No account. No signup. No credit card, ever.
Worked example: landlord buyer ceiling
Monthly market rent
$1,850
Landlord max purchase price
$150,000
Rehab budget
- $22,000
Assignment fee target
- $8,000
Seller MAO before title, lien, or rent-readiness reserve: $120,000.
Rent controls the landlord's ceiling
A buy-and-hold buyer needs the rent, expenses, debt service, reserves, and refinance plan to work after repairs. A low price alone is not enough. If the rent does not support the landlord's target return, the deal will not survive underwriting.
Check cash flow before you pitch the contract
Use realistic rent, vacancy, repairs, and operating expenses, then run the rental-property or cash-flow calculator. Your assignment fee belongs inside a number the landlord can defend, not on top of a deal that already breaks even.

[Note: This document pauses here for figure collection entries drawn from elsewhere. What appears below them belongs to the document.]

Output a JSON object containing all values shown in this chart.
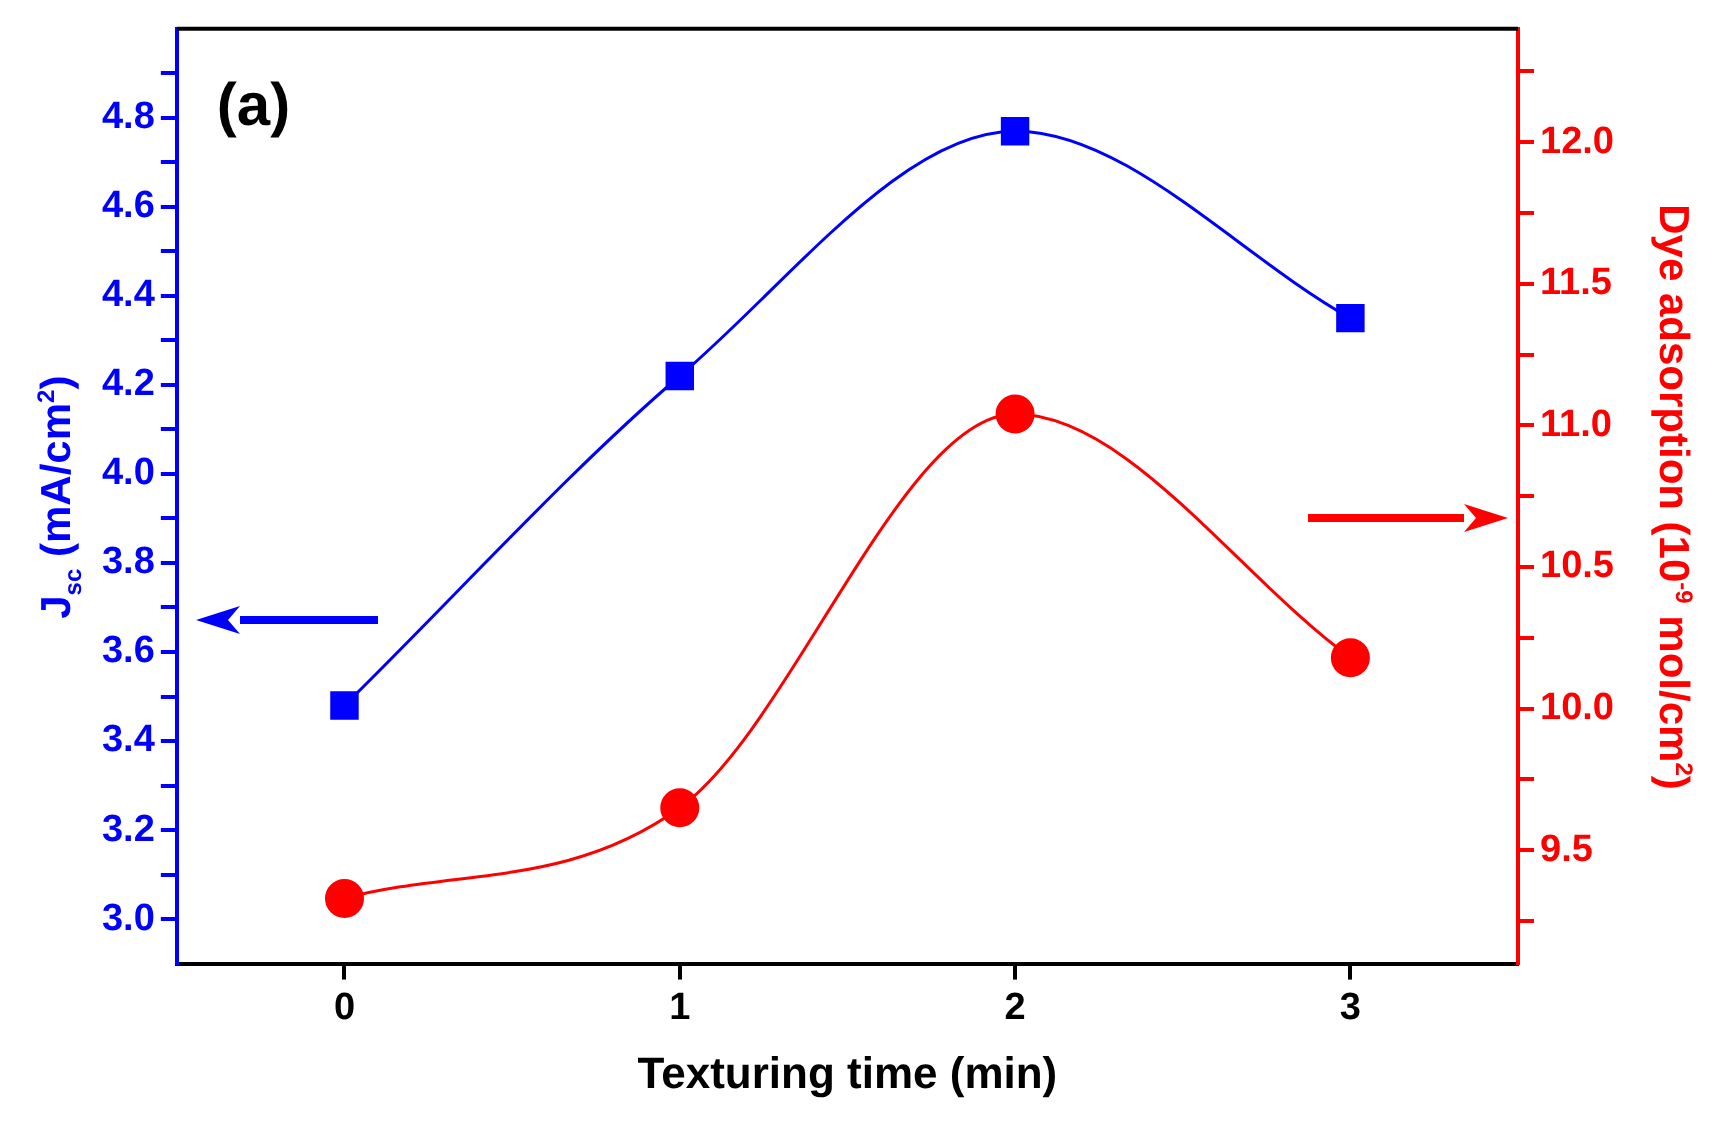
{
  "chart_data": {
    "type": "line",
    "xlabel": "Texturing time (min)",
    "ylabel": "J$_{sc}$ (mA/cm$^{2}$)",
    "y2label": "Dye adsorption (10$^{-9}$ mol/cm$^{2}$)",
    "annotations": [
      "(a)"
    ],
    "x": [
      0,
      1,
      2,
      3
    ],
    "series": [
      {
        "color": "#0000ff",
        "values": [
          3.48,
          4.22,
          4.77,
          4.35
        ],
        "marker": "square"
      },
      {
        "color": "#ff0000",
        "values": [
          9.33,
          9.65,
          11.04,
          10.18
        ],
        "marker": "circle",
        "axis": "y2"
      }
    ],
    "xlim": [
      -0.5,
      3.5
    ],
    "xticks": [
      0,
      1,
      2,
      3
    ],
    "ylim": [
      2.9,
      5.0
    ],
    "yticks": [
      {
        "value": 3.0,
        "label": "3.0"
      },
      {
        "value": 3.1,
        "label": null
      },
      {
        "value": 3.2,
        "label": "3.2"
      },
      {
        "value": 3.3,
        "label": null
      },
      {
        "value": 3.4,
        "label": "3.4"
      },
      {
        "value": 3.5,
        "label": null
      },
      {
        "value": 3.6,
        "label": "3.6"
      },
      {
        "value": 3.7,
        "label": null
      },
      {
        "value": 3.8,
        "label": "3.8"
      },
      {
        "value": 3.9,
        "label": null
      },
      {
        "value": 4.0,
        "label": "4.0"
      },
      {
        "value": 4.1,
        "label": null
      },
      {
        "value": 4.2,
        "label": "4.2"
      },
      {
        "value": 4.3,
        "label": null
      },
      {
        "value": 4.4,
        "label": "4.4"
      },
      {
        "value": 4.5,
        "label": null
      },
      {
        "value": 4.6,
        "label": "4.6"
      },
      {
        "value": 4.7,
        "label": null
      },
      {
        "value": 4.8,
        "label": "4.8"
      },
      {
        "value": 4.9,
        "label": null
      }
    ],
    "y2lim": [
      9.1,
      12.4
    ],
    "y2ticks": [
      {
        "value": 9.25,
        "label": null
      },
      {
        "value": 9.5,
        "label": "9.5"
      },
      {
        "value": 9.75,
        "label": null
      },
      {
        "value": 10.0,
        "label": "10.0"
      },
      {
        "value": 10.25,
        "label": null
      },
      {
        "value": 10.5,
        "label": "10.5"
      },
      {
        "value": 10.75,
        "label": null
      },
      {
        "value": 11.0,
        "label": "11.0"
      },
      {
        "value": 11.25,
        "label": null
      },
      {
        "value": 11.5,
        "label": "11.5"
      },
      {
        "value": 11.75,
        "label": null
      },
      {
        "value": 12.0,
        "label": "12.0"
      },
      {
        "value": 12.25,
        "label": null
      }
    ],
    "grid": false,
    "legend": false
  }
}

Wholesale-to-landlord MAO is the highest seller offer that still lets a rental buyer hit their cash-flow or refinance target after rehab, operating reserves, financing, and your assignment fee.
Why is landlord MAO different from flipper MAO?
A flipper starts from resale ARV and profit. A landlord starts from rent, net operating income, cash flow, and refinance value. The same property can support a different offer depending on the buyer's exit.
What rent assumptions should I use?
Use current market rent for similar finished rentals, then subtract vacancy, management, repairs, taxes, insurance, and reserves. Do not use best-case rent to justify a higher seller offer.